Las convicciones y creencias morales, si bien son importantes, es necesario, con el vivir y madurar, darles una dosis de flexibilidad y de periódica revisión para obtener de ellas los límites necesarios para el respeto a nosotros mismos, en nuestra tranquilidad y con los otros, en su derecho a elegir y a vivir de acuerdo a las de cada quien.

Sin embargo, es interesante advertir que si bien la moral es sumamente rígida en sus postulados del bien y del mal, la vida es inmensamente «relativa»; sólo se puede conjugar desde los grises del vivir y no soporta el bozal o corsé de una sola convicción. Cuando dejamos que nuestra rigidez moral nos evalúe lo que hacen o hicimos bien o no, allí apagamos las luces del estadio, dejando encendido sólo un lado, viendo sólo parte del juego. Es aquí cuando la culpa, hacia nosotros o el otro, se viste de luces y se instala a martirizarnos.

Ejemplo de ello es esta pregunta:
– «Estoy consumida por la culpa y la rabia, tengo veintiséis años, hace tres me fui a otro país a vivir. La constante y frustrante lucha porque mi madre entendiera que ya yo era una adulta y mi imposibilidad de encontrar oportunidades dignas en mi profesión, me obligaron a emigrar y por esas cosas del destino, en este país extranjero desde que puse un pie todo me ha sonreído maravillosamente. Resulta que hace dos meses, cuando mi vida brillaba, con siete meses de embarazo y optando para la nacionalidad, mi madre enferma, y en una semana muere, mientras yo, desesperada por ir a verla, tenía que escoger entre eso y la residencia, además de la dificultad de que me dejaran montar en un avión a esa altura del embarazo. Ella muere y algo murió en mí, sé que debí estar con ella, acompañarla, decirle cuánto la amo; sin embargo me quedé en mi comodidad, ahora me siento miserable. ¡Ayúdame por favor!».

A esta amiga, ante tanto dolor y pánico, se le encendieron sus convicciones morales del «deber ser» y apagó las luces del partido, quedándose sólo con aquello que es correcto para todos, y no metida en sí misma, evaluando sus propias circunstancias.

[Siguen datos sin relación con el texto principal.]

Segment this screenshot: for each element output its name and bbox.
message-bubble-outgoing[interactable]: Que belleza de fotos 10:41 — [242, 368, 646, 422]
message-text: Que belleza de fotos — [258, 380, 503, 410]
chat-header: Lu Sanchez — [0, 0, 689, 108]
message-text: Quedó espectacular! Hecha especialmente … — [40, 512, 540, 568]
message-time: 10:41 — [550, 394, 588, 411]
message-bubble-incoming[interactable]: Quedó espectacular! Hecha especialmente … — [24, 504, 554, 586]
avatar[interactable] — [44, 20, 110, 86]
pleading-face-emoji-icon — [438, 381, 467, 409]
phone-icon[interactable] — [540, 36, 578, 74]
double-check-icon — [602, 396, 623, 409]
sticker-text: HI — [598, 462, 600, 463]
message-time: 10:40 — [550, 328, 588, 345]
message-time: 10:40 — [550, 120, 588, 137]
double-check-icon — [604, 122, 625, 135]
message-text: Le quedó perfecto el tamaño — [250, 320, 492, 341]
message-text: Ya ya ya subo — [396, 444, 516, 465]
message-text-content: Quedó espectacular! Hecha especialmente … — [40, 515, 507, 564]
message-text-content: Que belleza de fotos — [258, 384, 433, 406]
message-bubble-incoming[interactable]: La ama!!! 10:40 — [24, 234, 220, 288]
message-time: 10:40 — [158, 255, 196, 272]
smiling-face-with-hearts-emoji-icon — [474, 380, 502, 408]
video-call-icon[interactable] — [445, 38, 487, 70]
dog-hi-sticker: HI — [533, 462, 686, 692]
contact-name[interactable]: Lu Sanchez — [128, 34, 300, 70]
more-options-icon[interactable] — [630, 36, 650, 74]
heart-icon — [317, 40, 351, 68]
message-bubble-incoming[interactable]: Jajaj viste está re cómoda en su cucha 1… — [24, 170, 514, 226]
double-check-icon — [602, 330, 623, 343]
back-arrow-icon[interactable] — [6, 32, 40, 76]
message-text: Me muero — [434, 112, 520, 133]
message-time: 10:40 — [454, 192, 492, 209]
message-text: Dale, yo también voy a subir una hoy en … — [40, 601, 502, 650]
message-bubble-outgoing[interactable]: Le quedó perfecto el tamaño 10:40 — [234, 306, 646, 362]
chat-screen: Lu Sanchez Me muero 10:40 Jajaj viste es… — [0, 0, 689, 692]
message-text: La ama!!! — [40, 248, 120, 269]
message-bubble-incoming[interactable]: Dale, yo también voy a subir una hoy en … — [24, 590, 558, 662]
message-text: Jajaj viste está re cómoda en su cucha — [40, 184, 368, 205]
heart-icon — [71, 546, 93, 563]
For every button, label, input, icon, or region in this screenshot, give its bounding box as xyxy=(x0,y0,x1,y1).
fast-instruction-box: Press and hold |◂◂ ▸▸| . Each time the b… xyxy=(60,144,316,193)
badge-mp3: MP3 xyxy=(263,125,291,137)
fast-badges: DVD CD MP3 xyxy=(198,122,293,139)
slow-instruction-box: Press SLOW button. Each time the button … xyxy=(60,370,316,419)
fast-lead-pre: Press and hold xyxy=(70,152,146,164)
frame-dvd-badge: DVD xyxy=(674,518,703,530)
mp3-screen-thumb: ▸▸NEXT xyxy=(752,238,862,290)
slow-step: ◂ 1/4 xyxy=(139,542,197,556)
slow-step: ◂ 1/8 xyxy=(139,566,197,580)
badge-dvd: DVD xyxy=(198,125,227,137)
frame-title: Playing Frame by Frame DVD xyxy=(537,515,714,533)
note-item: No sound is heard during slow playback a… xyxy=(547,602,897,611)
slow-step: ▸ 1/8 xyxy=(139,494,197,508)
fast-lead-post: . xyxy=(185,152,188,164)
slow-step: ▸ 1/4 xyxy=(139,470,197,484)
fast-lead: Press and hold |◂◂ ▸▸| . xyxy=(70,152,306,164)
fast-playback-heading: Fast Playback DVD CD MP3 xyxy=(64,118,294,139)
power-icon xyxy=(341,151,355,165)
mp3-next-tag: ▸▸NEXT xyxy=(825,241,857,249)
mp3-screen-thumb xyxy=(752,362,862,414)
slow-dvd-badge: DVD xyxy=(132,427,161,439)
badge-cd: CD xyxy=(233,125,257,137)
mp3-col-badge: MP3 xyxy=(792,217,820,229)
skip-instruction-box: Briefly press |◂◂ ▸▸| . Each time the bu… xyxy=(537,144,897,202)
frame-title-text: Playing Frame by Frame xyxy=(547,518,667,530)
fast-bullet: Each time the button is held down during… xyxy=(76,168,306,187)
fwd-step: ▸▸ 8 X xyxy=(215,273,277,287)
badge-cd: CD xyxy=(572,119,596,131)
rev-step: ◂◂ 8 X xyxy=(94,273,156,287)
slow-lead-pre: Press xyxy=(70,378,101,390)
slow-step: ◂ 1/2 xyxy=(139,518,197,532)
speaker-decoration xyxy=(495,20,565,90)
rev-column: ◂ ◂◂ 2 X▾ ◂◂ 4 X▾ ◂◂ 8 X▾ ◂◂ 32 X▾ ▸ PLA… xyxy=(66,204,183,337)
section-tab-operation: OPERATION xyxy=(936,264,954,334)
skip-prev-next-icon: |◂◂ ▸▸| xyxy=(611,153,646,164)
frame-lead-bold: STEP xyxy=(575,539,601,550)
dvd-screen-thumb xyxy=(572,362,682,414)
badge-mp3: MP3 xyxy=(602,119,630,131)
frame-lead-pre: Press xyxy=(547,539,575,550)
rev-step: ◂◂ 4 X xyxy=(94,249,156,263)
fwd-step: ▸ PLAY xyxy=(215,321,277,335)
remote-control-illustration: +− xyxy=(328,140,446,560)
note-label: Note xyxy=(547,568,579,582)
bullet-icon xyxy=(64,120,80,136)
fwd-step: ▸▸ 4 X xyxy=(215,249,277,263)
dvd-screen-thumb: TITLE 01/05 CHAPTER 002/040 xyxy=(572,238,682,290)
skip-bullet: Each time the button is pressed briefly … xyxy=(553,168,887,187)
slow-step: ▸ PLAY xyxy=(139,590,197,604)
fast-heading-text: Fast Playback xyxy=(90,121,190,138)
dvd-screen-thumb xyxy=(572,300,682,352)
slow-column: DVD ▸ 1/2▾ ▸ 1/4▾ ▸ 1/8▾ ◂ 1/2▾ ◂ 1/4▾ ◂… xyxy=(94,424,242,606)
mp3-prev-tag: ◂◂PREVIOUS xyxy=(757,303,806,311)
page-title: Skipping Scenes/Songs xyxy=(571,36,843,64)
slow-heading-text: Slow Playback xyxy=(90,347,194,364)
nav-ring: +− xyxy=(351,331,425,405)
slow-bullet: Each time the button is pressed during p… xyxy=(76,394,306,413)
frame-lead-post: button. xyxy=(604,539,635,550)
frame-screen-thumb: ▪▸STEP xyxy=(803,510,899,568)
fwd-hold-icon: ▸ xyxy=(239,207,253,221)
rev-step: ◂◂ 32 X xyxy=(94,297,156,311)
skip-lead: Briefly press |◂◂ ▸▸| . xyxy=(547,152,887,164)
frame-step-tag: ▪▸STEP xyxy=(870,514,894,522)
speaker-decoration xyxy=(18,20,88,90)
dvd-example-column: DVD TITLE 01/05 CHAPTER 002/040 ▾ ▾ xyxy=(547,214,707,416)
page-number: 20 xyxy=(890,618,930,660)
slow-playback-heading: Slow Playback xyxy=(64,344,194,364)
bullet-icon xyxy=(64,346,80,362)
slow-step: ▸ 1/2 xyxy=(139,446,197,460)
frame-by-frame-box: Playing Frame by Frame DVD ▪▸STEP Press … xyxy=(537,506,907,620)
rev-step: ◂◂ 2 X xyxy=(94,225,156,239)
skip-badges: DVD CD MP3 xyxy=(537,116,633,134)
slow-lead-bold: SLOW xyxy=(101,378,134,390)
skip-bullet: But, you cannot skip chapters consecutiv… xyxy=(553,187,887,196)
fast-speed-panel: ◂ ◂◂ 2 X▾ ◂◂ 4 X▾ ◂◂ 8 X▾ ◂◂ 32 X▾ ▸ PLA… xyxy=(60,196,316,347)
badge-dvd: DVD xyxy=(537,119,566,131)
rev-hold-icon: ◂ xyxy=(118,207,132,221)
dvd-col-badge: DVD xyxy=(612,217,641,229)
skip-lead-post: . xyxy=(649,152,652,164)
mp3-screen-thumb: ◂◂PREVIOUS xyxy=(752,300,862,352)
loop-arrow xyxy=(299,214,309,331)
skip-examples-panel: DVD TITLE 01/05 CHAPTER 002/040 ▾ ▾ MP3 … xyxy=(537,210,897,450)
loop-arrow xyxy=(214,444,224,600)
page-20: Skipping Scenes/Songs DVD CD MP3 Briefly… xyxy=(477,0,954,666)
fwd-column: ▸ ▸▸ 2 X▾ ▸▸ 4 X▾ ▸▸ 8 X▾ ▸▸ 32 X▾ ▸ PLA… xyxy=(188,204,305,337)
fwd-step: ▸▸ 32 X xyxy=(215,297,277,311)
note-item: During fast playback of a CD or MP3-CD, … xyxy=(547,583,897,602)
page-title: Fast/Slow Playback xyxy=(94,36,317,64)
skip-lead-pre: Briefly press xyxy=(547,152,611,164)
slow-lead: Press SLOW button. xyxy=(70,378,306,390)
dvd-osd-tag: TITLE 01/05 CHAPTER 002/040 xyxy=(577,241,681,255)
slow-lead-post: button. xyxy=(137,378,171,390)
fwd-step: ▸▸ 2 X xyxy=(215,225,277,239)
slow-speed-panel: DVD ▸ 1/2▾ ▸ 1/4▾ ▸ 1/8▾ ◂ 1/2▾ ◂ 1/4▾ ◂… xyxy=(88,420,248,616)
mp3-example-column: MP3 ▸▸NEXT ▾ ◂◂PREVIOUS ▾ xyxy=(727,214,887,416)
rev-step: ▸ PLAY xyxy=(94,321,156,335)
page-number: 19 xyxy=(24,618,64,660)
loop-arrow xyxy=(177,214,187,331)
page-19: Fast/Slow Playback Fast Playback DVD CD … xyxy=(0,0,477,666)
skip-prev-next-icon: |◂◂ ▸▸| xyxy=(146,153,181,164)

Entiendo que estas situaciones límites, a veces, caminan por sí mismas, pero es aquí cuando un amigo, un terapeuta, tienen el deber de encender todo el partido para que la evaluación nos involucre y nos contenga.

Por ejemplo, si la evaluación comienza por nuestra responsabilidad por dar vida a una criatura, de preservar nuestras circunstancias básicas de residencia y modus vivendis; además destacar que siempre fuimos, independiente del amor, como el aceite y el agua con nuestra madre y que lo único que hicimos fue preservarnos en nuestra adultez; entonces entenderemos que hicimos lo mejor que pudimos con respecto a lo que se nos presentaba y si bien, eso no aminorará el dolor de la pérdida, no dejaremos que un proceso de tanta importancia, lo maneje algo tan impersonal como la culpa.